At the same time, I think such a kind of tension was inevitable, since our relations with Belarus should come out of the post-Soviet epoch, when they were based solely on personal contacts, on some bilateral preferences, closed to others, and on some special conditions. We should move these relations into the Eurasian Economic Union mode. Nobody argues the idea that Russia should support its Eurasian Economic Union partners, since this will be politically and economically beneficial to it also in terms of security.
On the other side, Russia will pay for that, but it have to pay not bags with money and not endless discounts for energy resources. Russia has to pay this way – it will focus the Eurasian Union’s diplomacy on boosting member countries’ interests in its negotiations with outside partners.
Assume that Vietnam or Malaysia want to have free trade agreements with Eurasian Economic Union. If so, they have to buy, for example, Belarusian tractors or Armenian vegetables and fruits.
Or if China wants to get access to the market of the Eurasian Economic Union countries, it ought to lift restrictions from Armenian wine.
We have to work in such categories without making direct financial transfers, though all this is nevertheless inevitable through the Eurasian Economic Union budget and the Eurasian Development Bank, but first of all through boosting each other’s economic interests at outside markets. I consider this very important.
Let’s consider the same example with Armenia. Wine industry is vigorously developing in the country, and China is a growing wine market.
Asian markets are the growing wine markets, and now our Eurasian diplomacy should move up member countries’ commodities to these markets.

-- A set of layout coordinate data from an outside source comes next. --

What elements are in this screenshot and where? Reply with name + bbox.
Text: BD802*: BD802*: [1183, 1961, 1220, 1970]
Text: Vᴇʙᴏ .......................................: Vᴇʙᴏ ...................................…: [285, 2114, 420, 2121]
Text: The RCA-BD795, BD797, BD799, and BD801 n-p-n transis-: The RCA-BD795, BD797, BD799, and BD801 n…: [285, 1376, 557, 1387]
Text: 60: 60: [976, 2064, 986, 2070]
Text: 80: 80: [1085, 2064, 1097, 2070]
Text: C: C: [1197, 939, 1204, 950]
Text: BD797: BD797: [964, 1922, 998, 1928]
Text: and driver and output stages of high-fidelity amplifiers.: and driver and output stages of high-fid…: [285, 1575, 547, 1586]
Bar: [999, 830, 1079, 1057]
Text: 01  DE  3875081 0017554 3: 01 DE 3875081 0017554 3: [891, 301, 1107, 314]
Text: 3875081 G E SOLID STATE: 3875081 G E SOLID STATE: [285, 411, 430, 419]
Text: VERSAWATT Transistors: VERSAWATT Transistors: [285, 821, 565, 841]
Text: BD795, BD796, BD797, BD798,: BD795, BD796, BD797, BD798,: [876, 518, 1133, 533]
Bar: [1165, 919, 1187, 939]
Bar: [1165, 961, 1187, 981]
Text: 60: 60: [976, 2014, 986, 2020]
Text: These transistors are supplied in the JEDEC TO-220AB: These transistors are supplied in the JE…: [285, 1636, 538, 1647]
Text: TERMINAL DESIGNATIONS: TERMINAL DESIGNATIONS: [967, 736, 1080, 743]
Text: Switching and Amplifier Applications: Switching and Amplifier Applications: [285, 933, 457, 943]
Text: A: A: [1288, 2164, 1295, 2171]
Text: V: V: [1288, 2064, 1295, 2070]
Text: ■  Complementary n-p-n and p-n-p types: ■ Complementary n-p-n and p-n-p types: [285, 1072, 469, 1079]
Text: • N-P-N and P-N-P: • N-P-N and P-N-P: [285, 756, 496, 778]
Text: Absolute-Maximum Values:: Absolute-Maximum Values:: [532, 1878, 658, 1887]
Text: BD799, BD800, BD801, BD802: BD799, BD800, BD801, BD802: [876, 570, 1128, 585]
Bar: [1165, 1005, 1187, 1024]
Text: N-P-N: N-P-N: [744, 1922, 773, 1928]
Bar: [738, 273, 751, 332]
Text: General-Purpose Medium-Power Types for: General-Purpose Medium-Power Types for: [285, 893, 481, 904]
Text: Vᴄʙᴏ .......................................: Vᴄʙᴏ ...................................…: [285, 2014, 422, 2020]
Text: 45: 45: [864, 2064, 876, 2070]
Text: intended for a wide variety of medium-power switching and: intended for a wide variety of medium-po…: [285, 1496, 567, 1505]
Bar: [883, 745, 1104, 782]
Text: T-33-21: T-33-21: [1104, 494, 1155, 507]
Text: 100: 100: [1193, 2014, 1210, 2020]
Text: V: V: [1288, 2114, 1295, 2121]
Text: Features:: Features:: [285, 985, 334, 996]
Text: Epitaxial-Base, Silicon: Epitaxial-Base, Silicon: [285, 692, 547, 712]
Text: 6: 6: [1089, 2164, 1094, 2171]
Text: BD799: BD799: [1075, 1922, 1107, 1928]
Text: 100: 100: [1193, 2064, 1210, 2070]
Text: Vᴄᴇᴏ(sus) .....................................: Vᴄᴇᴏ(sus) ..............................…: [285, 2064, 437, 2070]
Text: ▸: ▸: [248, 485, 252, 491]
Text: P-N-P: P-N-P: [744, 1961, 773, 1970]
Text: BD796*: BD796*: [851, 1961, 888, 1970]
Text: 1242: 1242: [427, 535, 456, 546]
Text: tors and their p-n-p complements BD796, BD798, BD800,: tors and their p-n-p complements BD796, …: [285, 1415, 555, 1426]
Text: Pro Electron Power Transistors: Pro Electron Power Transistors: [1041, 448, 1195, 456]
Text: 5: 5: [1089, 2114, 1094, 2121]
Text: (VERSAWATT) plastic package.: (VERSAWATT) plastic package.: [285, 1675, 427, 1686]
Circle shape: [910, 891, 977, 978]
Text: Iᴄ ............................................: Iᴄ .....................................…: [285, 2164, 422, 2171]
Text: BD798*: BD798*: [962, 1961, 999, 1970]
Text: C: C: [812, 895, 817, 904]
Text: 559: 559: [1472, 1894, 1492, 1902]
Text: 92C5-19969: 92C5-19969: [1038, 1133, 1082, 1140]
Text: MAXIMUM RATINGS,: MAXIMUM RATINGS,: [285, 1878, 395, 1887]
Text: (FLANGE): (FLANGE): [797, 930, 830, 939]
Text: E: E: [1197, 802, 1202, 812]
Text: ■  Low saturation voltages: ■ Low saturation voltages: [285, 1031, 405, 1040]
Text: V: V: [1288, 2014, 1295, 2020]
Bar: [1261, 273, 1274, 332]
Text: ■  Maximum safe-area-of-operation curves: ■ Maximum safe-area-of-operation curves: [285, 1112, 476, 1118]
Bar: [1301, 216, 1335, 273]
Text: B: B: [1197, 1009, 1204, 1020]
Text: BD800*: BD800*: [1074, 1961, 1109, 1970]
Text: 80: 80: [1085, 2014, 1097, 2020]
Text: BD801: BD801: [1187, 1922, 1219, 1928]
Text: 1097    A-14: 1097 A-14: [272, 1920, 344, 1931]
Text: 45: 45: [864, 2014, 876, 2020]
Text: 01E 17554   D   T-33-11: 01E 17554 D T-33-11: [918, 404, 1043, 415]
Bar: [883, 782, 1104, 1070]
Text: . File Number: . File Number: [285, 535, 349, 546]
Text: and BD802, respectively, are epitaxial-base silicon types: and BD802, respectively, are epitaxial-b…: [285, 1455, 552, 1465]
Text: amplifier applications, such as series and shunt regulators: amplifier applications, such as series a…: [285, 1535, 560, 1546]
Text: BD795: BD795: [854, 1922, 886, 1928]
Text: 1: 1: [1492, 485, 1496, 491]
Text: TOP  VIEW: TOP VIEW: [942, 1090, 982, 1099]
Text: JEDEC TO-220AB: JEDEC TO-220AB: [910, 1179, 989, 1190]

ARKA – Armenian citizens see no significant results from their country’s membership in the Eurasian Economic Union. Is it possible to demonstrate them Eurasian integration advantages?

Bordachev – The Armenian society doesn’t see its benefit so far, since it is still ill-informed. All the countries of the Eurasian Economic Union have the same problem – their citizens are not sufficiently informed about Eurasian integration advantages.
Eurasian integration gives equal rights to Armenian citizens at Russia’s labor market, and this is not so little for Armenia’s population. We should understand that citizens of Armenia, or, for example Kyrgyzstan or Belarus, would not have had rights equal to Russian citizens’ rights at Russia’s labor market without Eurasian economic integration. This is much. This is important. These things should be told people.

ARKA – What untapped hidden reserves for development of Eurasian integration you see?

Bordachev – Attraction of direct foreign investments. If, for example, South Korea wants free trade zone agreements with the Eurasian Economic Union, we should have clear guarantees and an institutional mechanism of the flow of investments in the Eurasian Economic Union from this country.
And not only to the destination where they go – Russia or Kazakhstan, but also to other union member countries, such as Armenia.
That is why it is necessary to create mechanisms and joint banks. It is also necessary to connect outside partners to the institutions we have.
And the Eurasian Economic Union countries themselves should propose clear projects understandable to investors, who can implement them in their own territories, create jobs and release products.